With the state budget due next week, Gov. Kathy Hochul is getting some help from an unlikely political ally — former Mayor Michael Bloomberg.

While Hochul says she welcomes new Bloomberg-funded ads supporting her agenda, it’s drawing backlash from state lawmakers.

The sleek new ads from the group known as American Opportunity got its start with $5 million in seed money from Bloomberg.


What You Need To Know

  • Former Mayor Michael Bloomberg helped start a group that is winding money on ads for Gov. Kathy Hochul

  • The ads urge New Yorkers to support her priorities in the budget, like no new taxes on the wealthy and making changes to bail reform

  • Democrats in the Senate and Assembly have different priorities

“You want to live in a New York that is safe,” the narrator says in the ad. “Where you can raise a family and not get proved out. Kathy Hochul understands that. And her budget reflects that.”

While Bloomberg declined to comment, Hochul embraced the group’s support.

“I am happy to receive the support from all over the state of New York. I have support for the budget from the NAACP, from clergy from Buffalo to Long Island,” Hochul told reporters.

Hochul and legislators are currently negotiating a state budget that is due next week. They are very far apart on some key issues.

Hochul wants to avoid new taxes on the wealthy and she wants new changes to the state’s controversial bail reform law.

The legislature wants to tax the wealthy and leave the bail law as is.

Bloomberg spending money to bolster the governor’s positions over those of the legislature has rankled some of her fellow Democrats who held a press conference Wednesday morning at the state Capitol to criticize his involvement.

“I think this whole boondoggle with Bloomberg and his mailers and his new hobby of meddling in the state government has proven to us that you can have too much money,” says Brooklyn Assemblymember Emily Gallagher.

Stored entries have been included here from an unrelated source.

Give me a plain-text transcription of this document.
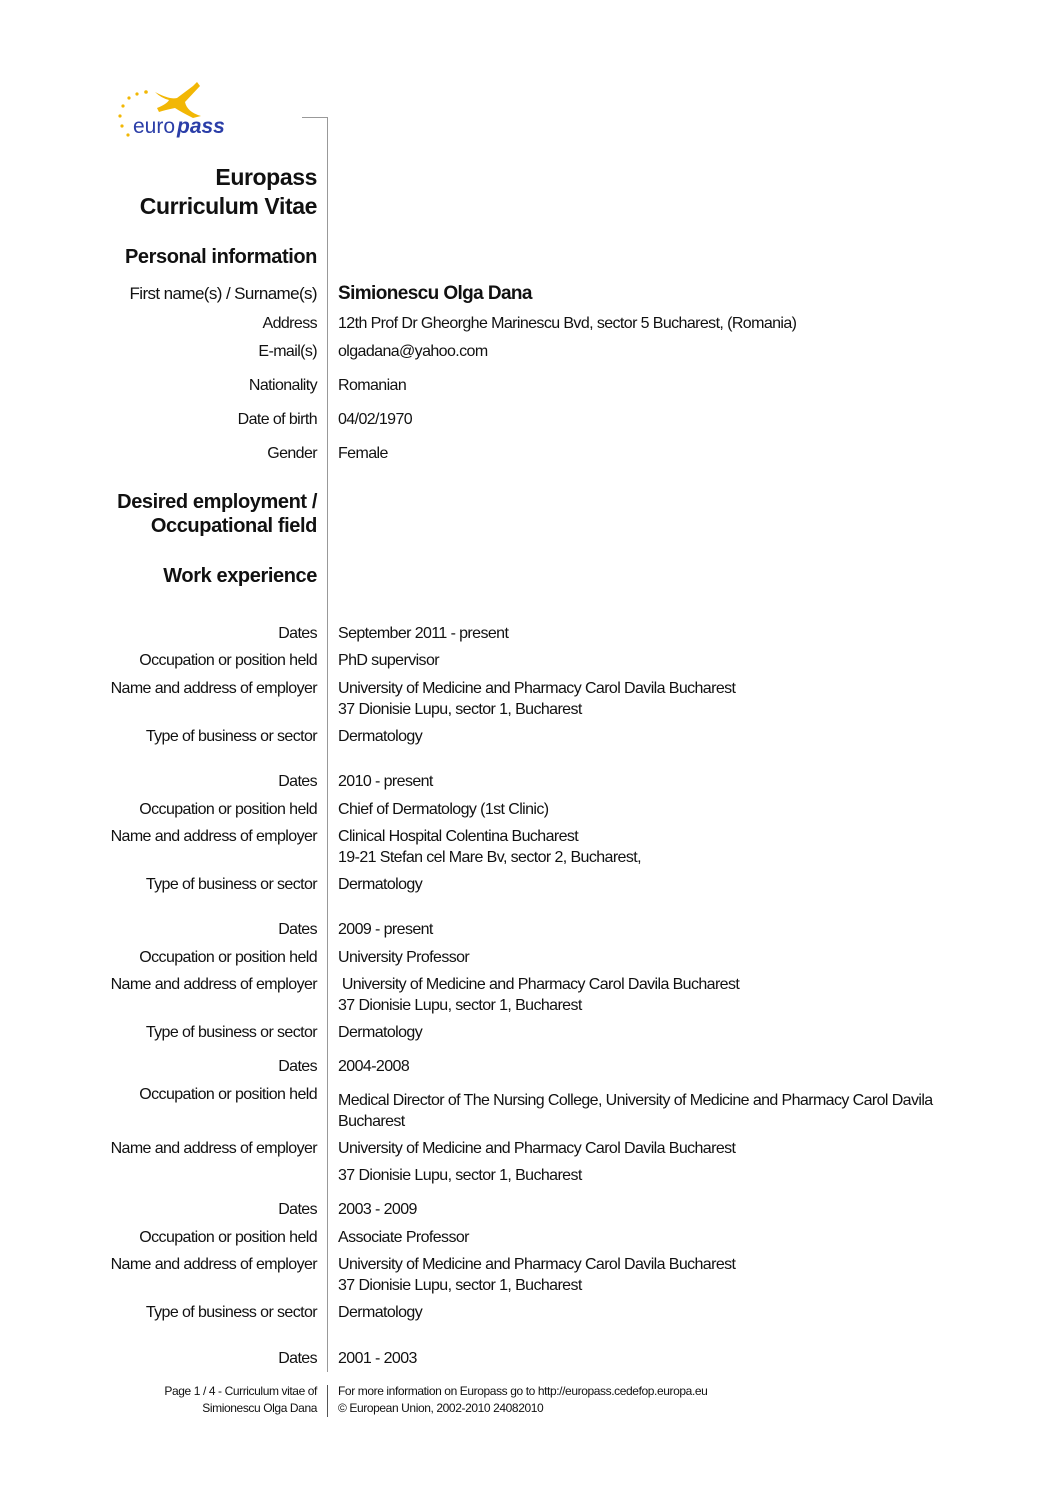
euro pass
Europass
Curriculum Vitae
Personal information
First name(s) / Surname(s) Simionescu Olga Dana
Address 12th Prof Dr Gheorghe Marinescu Bvd, sector 5 Bucharest, (Romania)
E-mail(s) olgadana@yahoo.com
Nationality Romanian
Date of birth 04/02/1970
Gender Female
Desired employment /
Occupational field
Work experience
Dates September 2011 - present
Occupation or position held PhD supervisor
Name and address of employer University of Medicine and Pharmacy Carol Davila Bucharest
37 Dionisie Lupu, sector 1, Bucharest
Type of business or sector Dermatology
Dates 2010 - present
Occupation or position held Chief of Dermatology (1st Clinic)
Name and address of employer Clinical Hospital Colentina Bucharest
19-21 Stefan cel Mare Bv, sector 2, Bucharest,
Type of business or sector Dermatology
Dates 2009 - present
Occupation or position held University Professor
Name and address of employer University of Medicine and Pharmacy Carol Davila Bucharest
37 Dionisie Lupu, sector 1, Bucharest
Type of business or sector Dermatology
Dates 2004-2008
Occupation or position held Medical Director of The Nursing College, University of Medicine and Pharmacy Carol Davila
Bucharest
Name and address of employer University of Medicine and Pharmacy Carol Davila Bucharest
37 Dionisie Lupu, sector 1, Bucharest
Dates 2003 - 2009
Occupation or position held Associate Professor
Name and address of employer University of Medicine and Pharmacy Carol Davila Bucharest
37 Dionisie Lupu, sector 1, Bucharest
Type of business or sector Dermatology
Dates 2001 - 2003
Page 1 / 4 - Curriculum vitae of
Simionescu Olga Dana
For more information on Europass go to http://europass.cedefop.europa.eu
© European Union, 2002-2010 24082010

“Today is a call for the governor to work with us,” says Democratic Sen. Kristen Gonzalez, who represents parts of Brooklyn, Queens and Manhattan. “To build a New York that is representative of the most vulnerable New Yorkers, but also a call to Michael Bloomberg to say that we’d like to actually have him join us.”

Bloomberg, who originally ran as a Republican then changed his party affiliation to independent and then to Democrat, has not had a very good track record in Albany.

His proposal for a stadium on Manhattan’s West Side was defeated, as was his congestion pricing plan.

Lawmakers later approved a different version of congestion pricing.